Internal escalation tree
flowchart TD
On[Tech who picked up the report]
On --> Q{Severity?}
Q -->|Critical| Sen[On-call senior, immediately]
Q -->|High| ShS[On-shift senior, within 1 hour]
Q -->|Low| Self[Self-action, with note in PSA]
Sen --> CM[Customer-side primary contact +<br/>MSP account manager]
ShS --> CM2[Customer-side primary contact +<br/>MSP account manager]
Sen -->|If multi-customer or multi-endpoint| Lead[MSP IR lead]
Lead -->|If breach notification likely| Exec[MSP exec team +<br/>customer's legal contact]
Names get out of date. Roles don’t. The tree is by role; the names are in a separately maintained on-call rota.
The tree stops at the customer’s legal contact for a reason. Breach notification timelines, regulatory obligations, and outbound communication to affected parties beyond the MSP relationship are the customer’s legal team’s call. The MSP runbook hands those off; it does not try to be the legal team.
Post-incident review
Within five working days of resolution, a written post-incident review covering:
- Timeline (signal time, SOC report time, MSP first action, containment time, resolution time).
- What worked.
- What didn’t.
- What changes (technical, process, communication) prevent or shorten this class of incident next time.
The temptation to skip the review is strong, the incident is over, the team’s tired, the customer’s relieved. Skip it once and the same class of incident hits next quarter and nobody remembers what to do. Three actions per review, written down, tracked to completion.
A worked Critical: Able Moose Group’s finance team
A Critical Incident Report lands at 11pm on a Wednesday: the SOC has detected attacker tradecraft against the finance director’s account at one of Able Moose Group’s sub-firms (Subfirm-7), with malicious inbox rules auto-forwarding to an external address and signs of ongoing session-hijack activity.
On-call senior picks up within 5 minutes
Reads the report.
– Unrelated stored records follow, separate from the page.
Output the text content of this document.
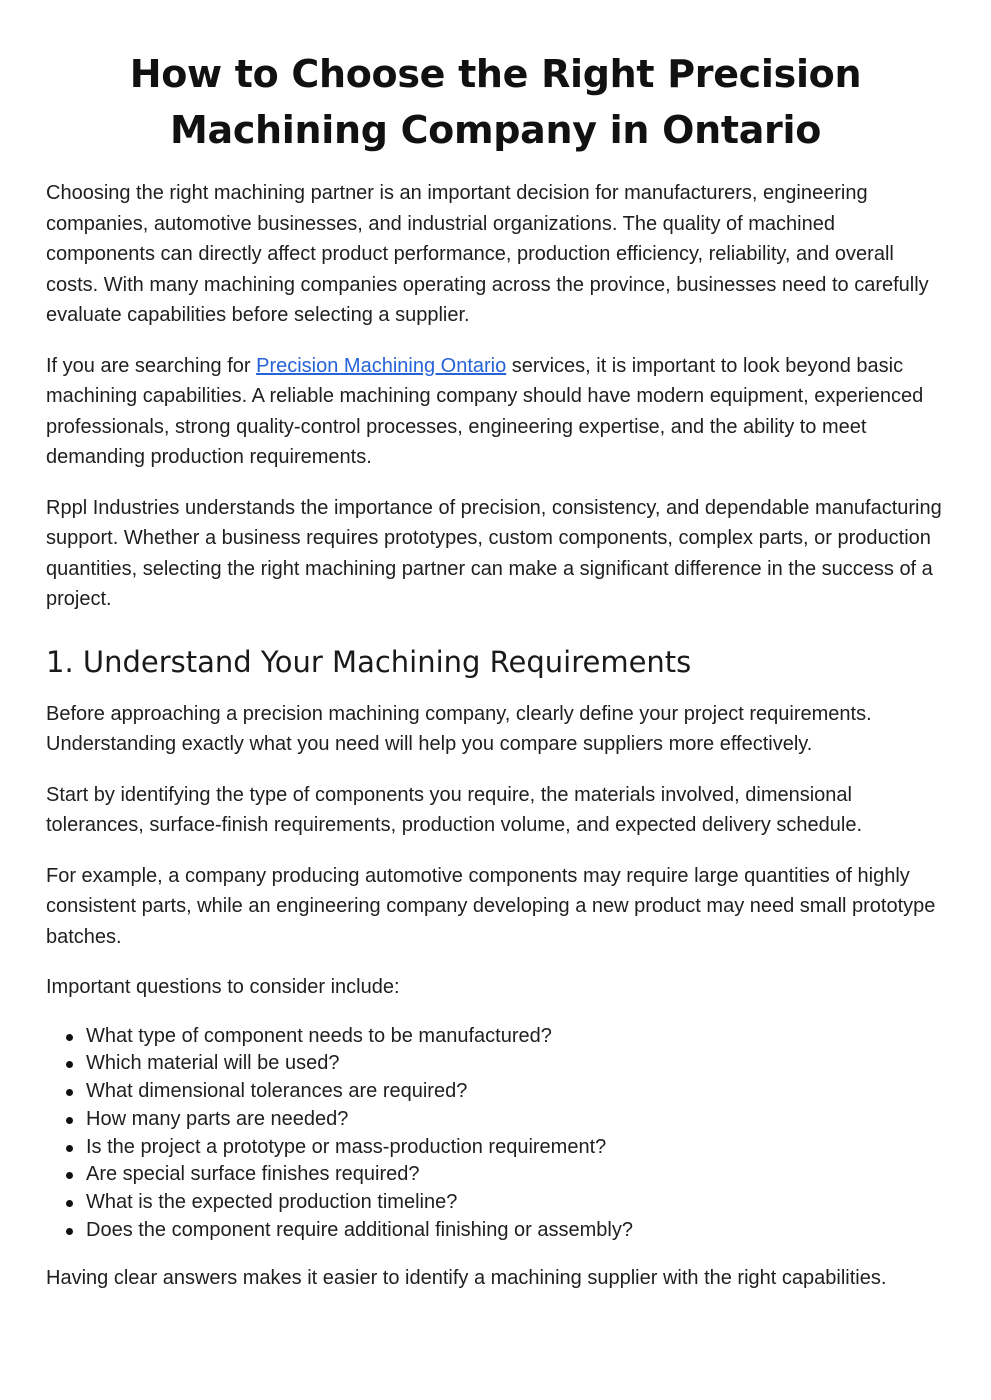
How to Choose the Right Precision Machining Company in Ontario

Choosing the right machining partner is an important decision for manufacturers, engineering companies, automotive businesses, and industrial organizations. The quality of machined components can directly affect product performance, production efficiency, reliability, and overall costs. With many machining companies operating across the province, businesses need to carefully evaluate capabilities before selecting a supplier.

If you are searching for Precision Machining Ontario services, it is important to look beyond basic machining capabilities. A reliable machining company should have modern equipment, experienced professionals, strong quality-control processes, engineering expertise, and the ability to meet demanding production requirements.

Rppl Industries understands the importance of precision, consistency, and dependable manufacturing support. Whether a business requires prototypes, custom components, complex parts, or production quantities, selecting the right machining partner can make a significant difference in the success of a project.

1. Understand Your Machining Requirements

Before approaching a precision machining company, clearly define your project requirements. Understanding exactly what you need will help you compare suppliers more effectively.

Start by identifying the type of components you require, the materials involved, dimensional tolerances, surface-finish requirements, production volume, and expected delivery schedule.

For example, a company producing automotive components may require large quantities of highly consistent parts, while an engineering company developing a new product may need small prototype batches.

Important questions to consider include:

What type of component needs to be manufactured?
Which material will be used?
What dimensional tolerances are required?
How many parts are needed?
Is the project a prototype or mass-production requirement?
Are special surface finishes required?
What is the expected production timeline?
Does the component require additional finishing or assembly?

Having clear answers makes it easier to identify a machining supplier with the right capabilities.
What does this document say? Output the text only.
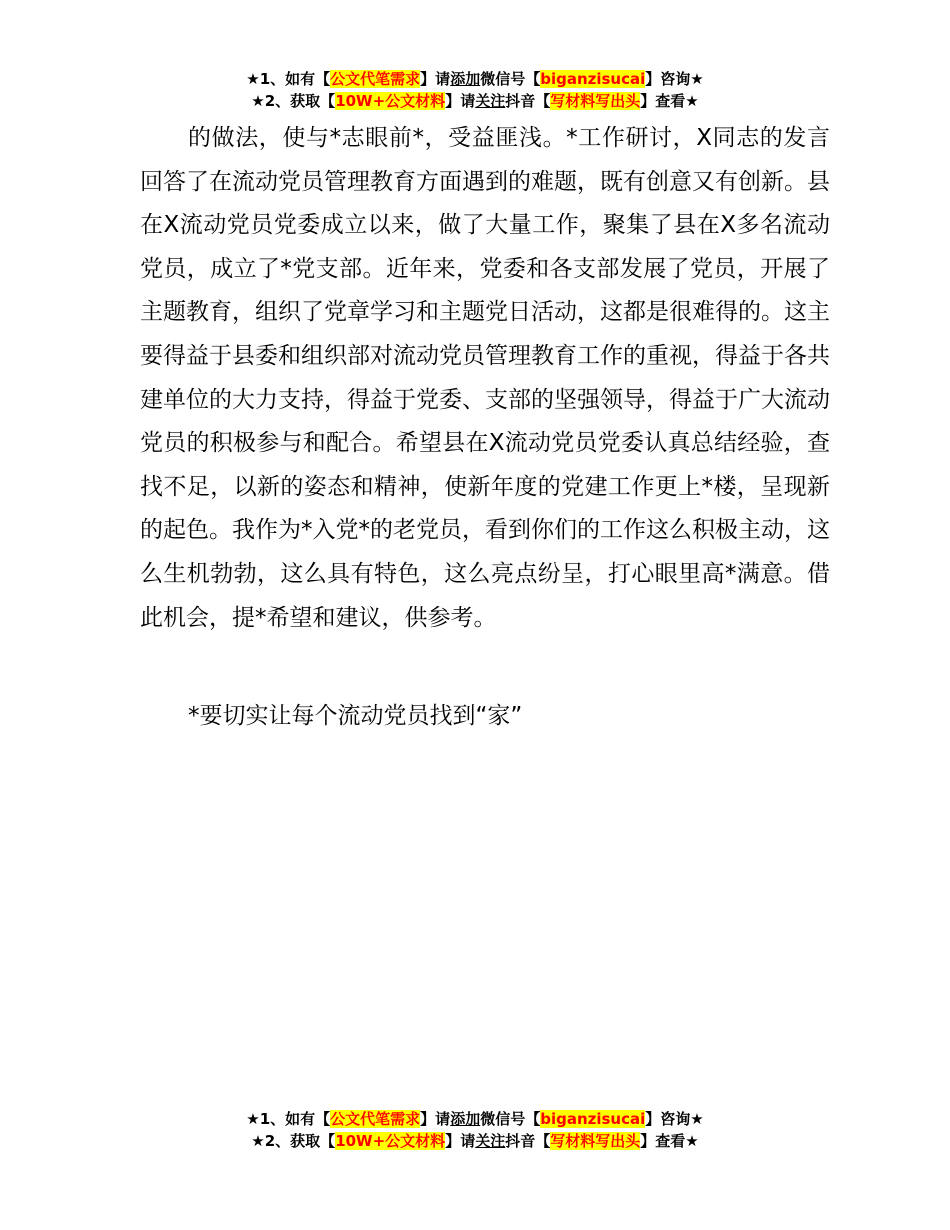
★1、如有【公文代笔需求】请添加微信号【biganzisucai】咨询★
★2、获取【10W+公文材料】请关注抖音【写材料写出头】查看★

的做法，使与*志眼前*，受益匪浅。*工作研讨，X同志的发言回答了在流动党员管理教育方面遇到的难题，既有创意又有创新。县在X流动党员党委成立以来，做了大量工作，聚集了县在X多名流动党员，成立了*党支部。近年来，党委和各支部发展了党员，开展了主题教育，组织了党章学习和主题党日活动，这都是很难得的。这主要得益于县委和组织部对流动党员管理教育工作的重视，得益于各共建单位的大力支持，得益于党委、支部的坚强领导，得益于广大流动党员的积极参与和配合。希望县在X流动党员党委认真总结经验，查找不足，以新的姿态和精神，使新年度的党建工作更上*楼，呈现新的起色。我作为*入党*的老党员，看到你们的工作这么积极主动，这么生机勃勃，这么具有特色，这么亮点纷呈，打心眼里高*满意。借此机会，提*希望和建议，供参考。

*要切实让每个流动党员找到“家”

★1、如有【公文代笔需求】请添加微信号【biganzisucai】咨询★
★2、获取【10W+公文材料】请关注抖音【写材料写出头】查看★
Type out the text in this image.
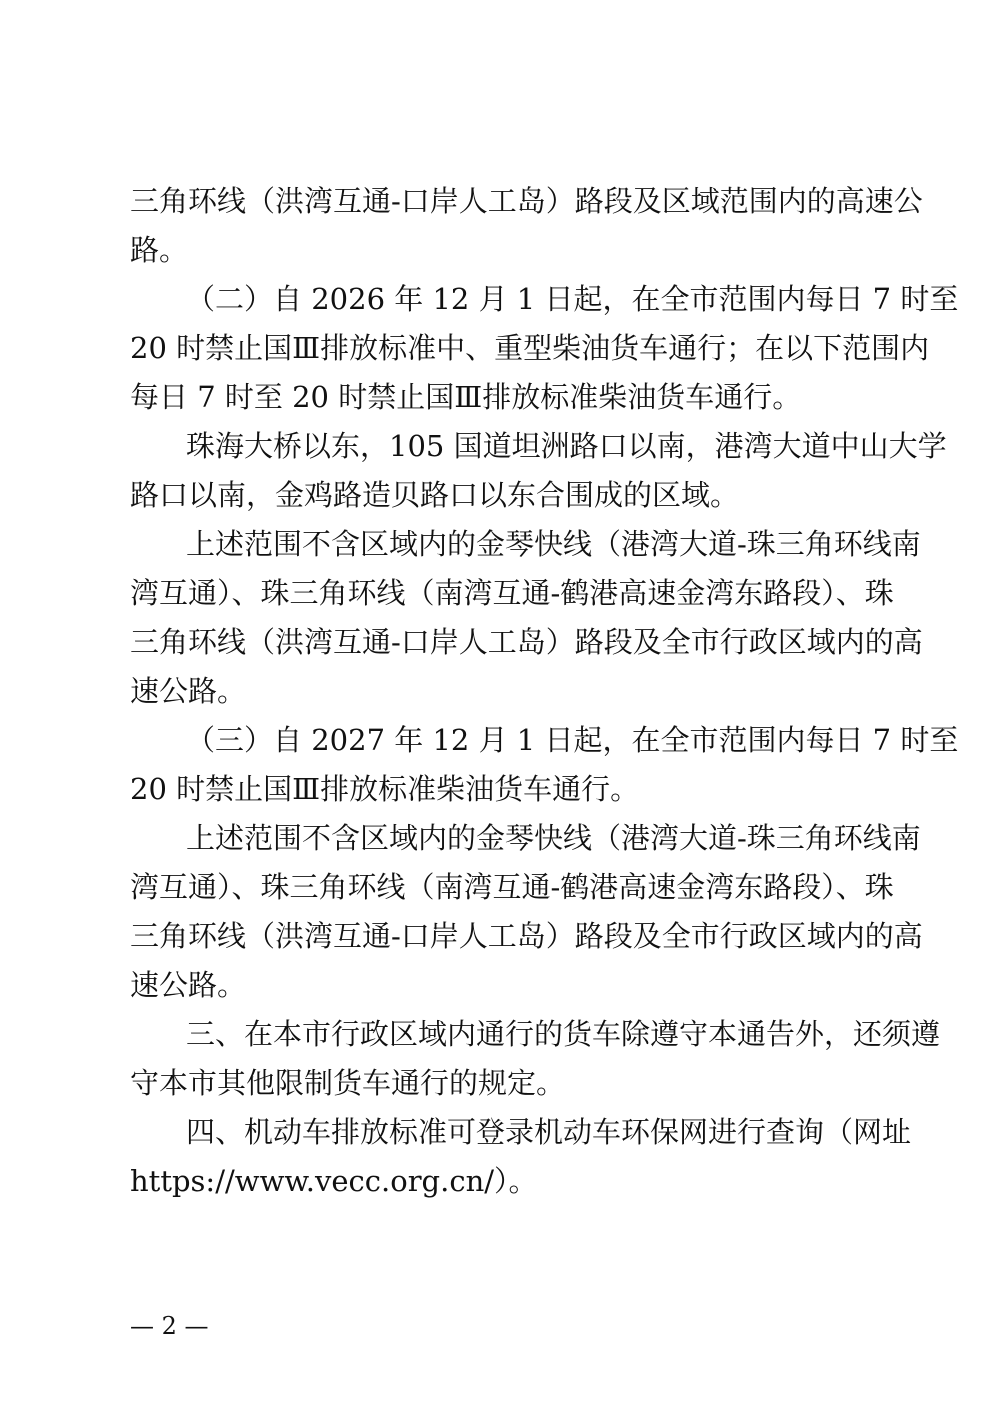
三角环线（洪湾互通-口岸人工岛）路段及区域范围内的高速公
路。
（二）自 2026 年 12 月 1 日起，在全市范围内每日 7 时至
20 时禁止国Ⅲ排放标准中、重型柴油货车通行；在以下范围内
每日 7 时至 20 时禁止国Ⅲ排放标准柴油货车通行。
珠海大桥以东，105 国道坦洲路口以南，港湾大道中山大学
路口以南，金鸡路造贝路口以东合围成的区域。
上述范围不含区域内的金琴快线（港湾大道-珠三角环线南
湾互通）、珠三角环线（南湾互通-鹤港高速金湾东路段）、珠
三角环线（洪湾互通-口岸人工岛）路段及全市行政区域内的高
速公路。
（三）自 2027 年 12 月 1 日起，在全市范围内每日 7 时至
20 时禁止国Ⅲ排放标准柴油货车通行。
上述范围不含区域内的金琴快线（港湾大道-珠三角环线南
湾互通）、珠三角环线（南湾互通-鹤港高速金湾东路段）、珠
三角环线（洪湾互通-口岸人工岛）路段及全市行政区域内的高
速公路。
三、在本市行政区域内通行的货车除遵守本通告外，还须遵
守本市其他限制货车通行的规定。
四、机动车排放标准可登录机动车环保网进行查询（网址
https://www.vecc.org.cn/）。
— 2 —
The SOC has already disabled the finance director’s M365 account (identity isolation). The malicious inbox rule has been removed. Remediation plan includes manual steps (rotate refresh tokens, invalidate session cookies, MFA reset, audit recent mailbox activity for forwarded data).
Initial customer notification
Initial template populated. Sent to Subfirm-7’s primary contact and CC’d to Able Moose Group’s CIO. “Confirmed identity compromise on [user]. The account is disabled. We are walking through Huntress’s remediation plan. Next update by 3am.”
Walk the manual remediation
Token revocation in Entra ID. Sign-in sessions invalidated. MFA factors reset. Mailbox activity audit pulls the inbox-rule history and the access patterns of the previous 7 days. Notable: forwarded emails included two invoice exchanges, the customer needs to know.
Status update at 3am
Template populated. “Containment complete. Identifying the data the attacker had access to before account disable. Initial finding: two invoice email threads were forwarded externally. We will brief in detail at 9am.”
Morning handoff and customer briefing
On-call senior briefs the day team. Account manager joins the customer briefing at 9am. Customer’s CFO is informed about the invoice exposure; their fraud-prevention process kicks in.
Resolution and post-incident review
Account re-enabled with new MFA factors after customer-side verification of the user. Resolution email sent. Post-incident review scheduled for the following Monday.
Post-incident review actions
Three actions: (1) Subfirm-7 finance team gets a targeted SAT campaign on session-hijack scenarios; (2) the runbook’s auto-forward-detection check is added to monthly customer reviews; (3) the customer rotates the invoice-exchange counterparty’s contact email, since the attacker now has a valid relationship to spoof.